他のGLP-1受容体作動薬に切り替えた際の注意点を公開

 日本糖尿病学会と日本糖尿病協会は3月30日に、「オゼンピック皮下注SDの出荷停止に伴い類薬に切り替えた際の投与開始量について」を公開した。

 「オゼンピック皮下注0.25mg SD、0.5mg SD、1.0mg SD」の製造と輸出一時停止による出荷停止にともない、投薬を受けていた2型糖尿病患者が、他のGLP-1受容体作動薬に切り替えざるを得ないケースが生じている。

 切替え先の薬剤の用量が漸増規定となっている場合、血糖コントロールの悪化を防ぐため、投与開始時から維持量で投与する必要性が高いと医学的に判断される場面が少なくないと想定される。

 両者は、「多くの場合ベネフィットが期待されますが、以下の点に留意が必要です」として、下記の注意点を指摘している。
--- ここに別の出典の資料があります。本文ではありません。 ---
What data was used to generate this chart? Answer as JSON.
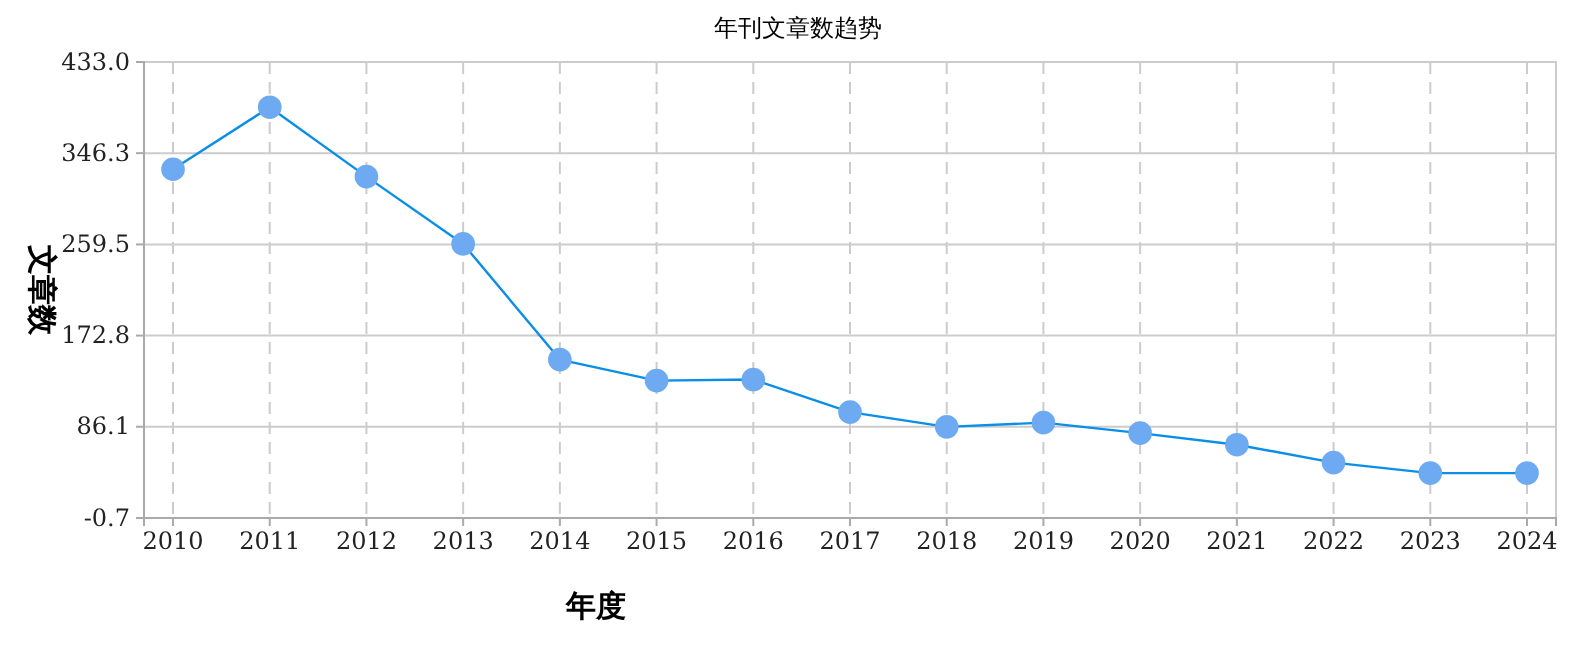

1. 代替薬投与にあたっては、血糖自己測定または血液検査等で適宜血糖値をモニターし、急激な血糖コントロールの悪化に注意すること。
2. 胃腸障害が発現し持続する場合、減量を考慮し、さらに症状が持続する場合は、休薬を考慮すること。1~2日間の減量または休薬で症状が消失すれば、減量前または休薬前の用量の投与を再開できる。
3. 経口GLP-1受容体作動薬について、注射薬から切替え時に維持量で投与を開始した際の胃腸障害の頻度は不明であり、慎重に経過を観察すること。